Moh Lhean marks the triumphant return of Why? After almost five years since their last full length release Why? still occupy their own sonic space and defy easy categorization. Certainly their strongest album since Alopecia, the most exciting part of this release is that it finds front man Yoni Wolf with a refreshing new outlook on life. All of Why?’s previous albums were connected lyrically by cynicism and “TMI” but on Moh Lhean shock value and self depreciation is replaced by honest introspection and a wistful sense of wonder. This is also the bands first fully home recoded album since 2003 and the production is incredibly clean and lush. As a whole there is a feeling of rejuvenation running through these tracks.
The opening track “This Ole King” begins with an acoustic guitar and an atmosphere that swells into a crisp drumbeat and counter melody.

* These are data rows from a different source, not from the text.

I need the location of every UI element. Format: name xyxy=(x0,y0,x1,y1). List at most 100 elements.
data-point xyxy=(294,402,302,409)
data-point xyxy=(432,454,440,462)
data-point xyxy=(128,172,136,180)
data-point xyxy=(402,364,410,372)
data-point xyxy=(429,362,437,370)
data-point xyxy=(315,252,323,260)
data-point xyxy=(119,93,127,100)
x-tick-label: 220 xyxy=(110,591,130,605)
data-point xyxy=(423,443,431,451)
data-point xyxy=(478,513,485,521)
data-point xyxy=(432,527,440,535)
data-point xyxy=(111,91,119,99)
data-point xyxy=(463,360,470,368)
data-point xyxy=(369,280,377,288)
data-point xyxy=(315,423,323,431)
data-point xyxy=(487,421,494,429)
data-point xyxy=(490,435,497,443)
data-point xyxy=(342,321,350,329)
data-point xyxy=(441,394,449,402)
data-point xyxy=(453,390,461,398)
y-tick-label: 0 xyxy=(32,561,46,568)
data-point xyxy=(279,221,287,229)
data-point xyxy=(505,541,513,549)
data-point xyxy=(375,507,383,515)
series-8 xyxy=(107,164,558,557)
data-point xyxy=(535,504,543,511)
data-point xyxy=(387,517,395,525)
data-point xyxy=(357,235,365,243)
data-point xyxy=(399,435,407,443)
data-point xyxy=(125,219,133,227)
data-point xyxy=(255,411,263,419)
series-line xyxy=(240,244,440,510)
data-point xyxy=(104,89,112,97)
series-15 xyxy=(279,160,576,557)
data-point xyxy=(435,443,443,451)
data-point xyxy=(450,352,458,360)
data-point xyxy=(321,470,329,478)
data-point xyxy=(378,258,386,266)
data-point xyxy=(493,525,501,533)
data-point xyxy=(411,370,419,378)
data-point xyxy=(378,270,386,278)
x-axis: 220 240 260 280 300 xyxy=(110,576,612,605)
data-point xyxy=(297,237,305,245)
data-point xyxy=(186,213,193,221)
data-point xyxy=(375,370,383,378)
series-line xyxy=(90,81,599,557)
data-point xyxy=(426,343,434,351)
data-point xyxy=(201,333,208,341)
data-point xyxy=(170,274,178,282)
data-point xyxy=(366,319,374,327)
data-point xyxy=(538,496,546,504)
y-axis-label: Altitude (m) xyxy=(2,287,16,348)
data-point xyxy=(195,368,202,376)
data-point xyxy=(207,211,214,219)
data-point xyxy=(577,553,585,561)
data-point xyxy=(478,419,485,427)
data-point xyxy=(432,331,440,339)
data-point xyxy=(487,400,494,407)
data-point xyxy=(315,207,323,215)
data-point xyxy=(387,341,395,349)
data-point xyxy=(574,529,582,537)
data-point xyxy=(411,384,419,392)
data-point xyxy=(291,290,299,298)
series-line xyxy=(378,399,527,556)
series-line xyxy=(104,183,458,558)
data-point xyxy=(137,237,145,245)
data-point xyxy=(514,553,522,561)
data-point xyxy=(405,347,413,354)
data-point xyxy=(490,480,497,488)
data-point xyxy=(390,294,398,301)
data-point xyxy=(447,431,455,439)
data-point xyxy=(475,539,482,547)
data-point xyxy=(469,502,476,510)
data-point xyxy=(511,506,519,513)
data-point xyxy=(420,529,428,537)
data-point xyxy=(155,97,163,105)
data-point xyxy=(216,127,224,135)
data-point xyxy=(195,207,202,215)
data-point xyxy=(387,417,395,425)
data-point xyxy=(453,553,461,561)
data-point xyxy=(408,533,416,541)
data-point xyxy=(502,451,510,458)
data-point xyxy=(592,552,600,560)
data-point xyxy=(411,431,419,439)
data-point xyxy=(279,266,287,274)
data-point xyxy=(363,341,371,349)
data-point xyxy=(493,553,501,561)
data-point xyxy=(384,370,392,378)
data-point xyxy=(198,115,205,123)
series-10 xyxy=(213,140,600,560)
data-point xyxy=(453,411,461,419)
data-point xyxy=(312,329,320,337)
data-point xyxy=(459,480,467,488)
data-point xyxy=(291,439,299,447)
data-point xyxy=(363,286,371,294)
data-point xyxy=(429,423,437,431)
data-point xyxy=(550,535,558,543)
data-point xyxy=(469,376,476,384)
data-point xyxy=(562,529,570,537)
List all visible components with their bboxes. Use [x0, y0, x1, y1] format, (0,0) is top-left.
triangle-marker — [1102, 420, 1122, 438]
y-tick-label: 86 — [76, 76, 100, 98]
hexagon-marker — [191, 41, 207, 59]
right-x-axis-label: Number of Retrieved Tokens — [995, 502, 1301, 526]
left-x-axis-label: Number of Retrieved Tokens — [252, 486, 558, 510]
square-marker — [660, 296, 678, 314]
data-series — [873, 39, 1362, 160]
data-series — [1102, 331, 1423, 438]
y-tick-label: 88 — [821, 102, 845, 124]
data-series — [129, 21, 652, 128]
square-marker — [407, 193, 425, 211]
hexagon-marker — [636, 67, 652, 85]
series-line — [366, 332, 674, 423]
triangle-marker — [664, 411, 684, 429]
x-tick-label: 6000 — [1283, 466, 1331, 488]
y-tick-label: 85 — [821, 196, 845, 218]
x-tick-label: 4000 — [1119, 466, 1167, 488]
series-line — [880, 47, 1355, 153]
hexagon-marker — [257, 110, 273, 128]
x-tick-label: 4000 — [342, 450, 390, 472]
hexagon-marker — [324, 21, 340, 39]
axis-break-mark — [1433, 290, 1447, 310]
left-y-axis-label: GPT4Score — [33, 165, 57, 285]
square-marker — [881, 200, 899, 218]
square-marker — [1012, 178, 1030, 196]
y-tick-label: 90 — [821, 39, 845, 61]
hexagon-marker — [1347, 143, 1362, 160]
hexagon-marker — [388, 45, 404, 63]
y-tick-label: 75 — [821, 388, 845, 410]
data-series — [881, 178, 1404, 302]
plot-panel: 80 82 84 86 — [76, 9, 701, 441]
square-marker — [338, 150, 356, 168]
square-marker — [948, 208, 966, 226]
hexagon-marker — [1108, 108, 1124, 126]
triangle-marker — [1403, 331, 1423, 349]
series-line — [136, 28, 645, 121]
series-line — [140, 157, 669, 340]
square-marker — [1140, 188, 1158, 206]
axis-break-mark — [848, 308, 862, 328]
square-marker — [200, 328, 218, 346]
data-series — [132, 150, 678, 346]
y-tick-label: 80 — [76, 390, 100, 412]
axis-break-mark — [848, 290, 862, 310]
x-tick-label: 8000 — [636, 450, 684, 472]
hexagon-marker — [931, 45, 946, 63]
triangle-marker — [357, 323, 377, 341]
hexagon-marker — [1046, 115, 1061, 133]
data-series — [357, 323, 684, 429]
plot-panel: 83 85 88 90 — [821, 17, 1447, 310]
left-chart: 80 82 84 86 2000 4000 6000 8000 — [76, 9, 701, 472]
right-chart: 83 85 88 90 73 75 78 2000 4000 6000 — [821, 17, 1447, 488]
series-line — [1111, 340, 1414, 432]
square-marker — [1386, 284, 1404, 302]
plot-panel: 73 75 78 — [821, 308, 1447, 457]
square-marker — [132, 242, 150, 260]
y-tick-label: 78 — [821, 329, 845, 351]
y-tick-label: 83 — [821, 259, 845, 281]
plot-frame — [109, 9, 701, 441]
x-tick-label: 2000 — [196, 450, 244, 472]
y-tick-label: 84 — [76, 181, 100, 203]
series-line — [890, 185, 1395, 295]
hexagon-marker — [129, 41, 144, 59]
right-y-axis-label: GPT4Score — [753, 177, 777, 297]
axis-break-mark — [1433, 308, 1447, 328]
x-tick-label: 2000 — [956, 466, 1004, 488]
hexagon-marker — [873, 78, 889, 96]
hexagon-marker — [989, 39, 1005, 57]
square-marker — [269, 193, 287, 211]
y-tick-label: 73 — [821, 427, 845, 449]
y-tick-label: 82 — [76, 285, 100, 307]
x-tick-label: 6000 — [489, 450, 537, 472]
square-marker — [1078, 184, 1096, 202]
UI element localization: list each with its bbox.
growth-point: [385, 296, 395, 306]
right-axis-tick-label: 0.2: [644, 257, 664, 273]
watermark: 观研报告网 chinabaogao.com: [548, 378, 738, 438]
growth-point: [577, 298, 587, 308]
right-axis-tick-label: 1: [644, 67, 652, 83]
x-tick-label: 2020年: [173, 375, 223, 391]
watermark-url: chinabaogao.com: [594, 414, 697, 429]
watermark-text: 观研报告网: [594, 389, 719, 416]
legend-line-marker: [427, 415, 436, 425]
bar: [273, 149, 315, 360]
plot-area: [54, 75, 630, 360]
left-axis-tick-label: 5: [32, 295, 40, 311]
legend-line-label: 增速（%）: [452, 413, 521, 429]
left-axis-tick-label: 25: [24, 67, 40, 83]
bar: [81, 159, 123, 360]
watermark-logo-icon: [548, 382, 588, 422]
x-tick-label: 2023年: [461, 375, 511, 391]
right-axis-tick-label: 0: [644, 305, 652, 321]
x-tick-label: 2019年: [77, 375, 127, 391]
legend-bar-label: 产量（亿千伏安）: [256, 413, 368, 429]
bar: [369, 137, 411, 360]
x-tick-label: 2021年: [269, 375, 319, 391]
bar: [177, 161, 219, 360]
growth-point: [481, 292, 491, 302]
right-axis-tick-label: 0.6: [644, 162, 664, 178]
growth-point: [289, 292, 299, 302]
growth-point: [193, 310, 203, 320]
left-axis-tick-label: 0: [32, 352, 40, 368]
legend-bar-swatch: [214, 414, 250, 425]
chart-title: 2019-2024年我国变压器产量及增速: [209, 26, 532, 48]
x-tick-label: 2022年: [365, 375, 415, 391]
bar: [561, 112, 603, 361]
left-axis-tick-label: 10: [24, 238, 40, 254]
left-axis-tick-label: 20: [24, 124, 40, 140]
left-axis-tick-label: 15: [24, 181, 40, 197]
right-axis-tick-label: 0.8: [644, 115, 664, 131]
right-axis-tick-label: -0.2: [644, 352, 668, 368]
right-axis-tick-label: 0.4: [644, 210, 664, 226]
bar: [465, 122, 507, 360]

Yoni enters with his distinct nasally voice and tongue twisting abstract lyrics. Instantly it is notable how much prettier his voice sounds than we have been accustomed to. The chorus hits with a tambourine and addition of female backing vocals in a way reminiscent of old songs like “Good Friday”. The interplay between the voices here is unique and very catchy and the lyrics are memorable. “This Ole King” is a great opener and sets the right tone for the whole album.
The next two tracks are both stellar and make for a great run of songs. The chorus in “Proactive Evolution” is similar to “This Ole King” both featuring the back and forth between male and female vocals and the song ends with trippy layering of bits of speech. “Easy” is certainly a contender for best song on the album, the piano sounds beautiful and the arrangement is dreamy and captivating with voices, woodwinds and synths swirling around seamlessly. The chorus is one of the catchiest on any Why? album.
After the impressive streak of the first three songs there is a quick interlude with pitch-shifted vocals that flows effortlessly into another excellent track. After here the album starts to lull. There is a short instrumental with squiggly crackly synth and four more good songs. Nothing is wrong with any of the songs but after loaded first half nothing stands out as a highlight. The arrangements and percussion are diverse and complicated throughout and the songs all flow together making for an engaging and enjoyable listen. Even if it is top heavy Moh Lhean is a great album that leaves you ready for their next release.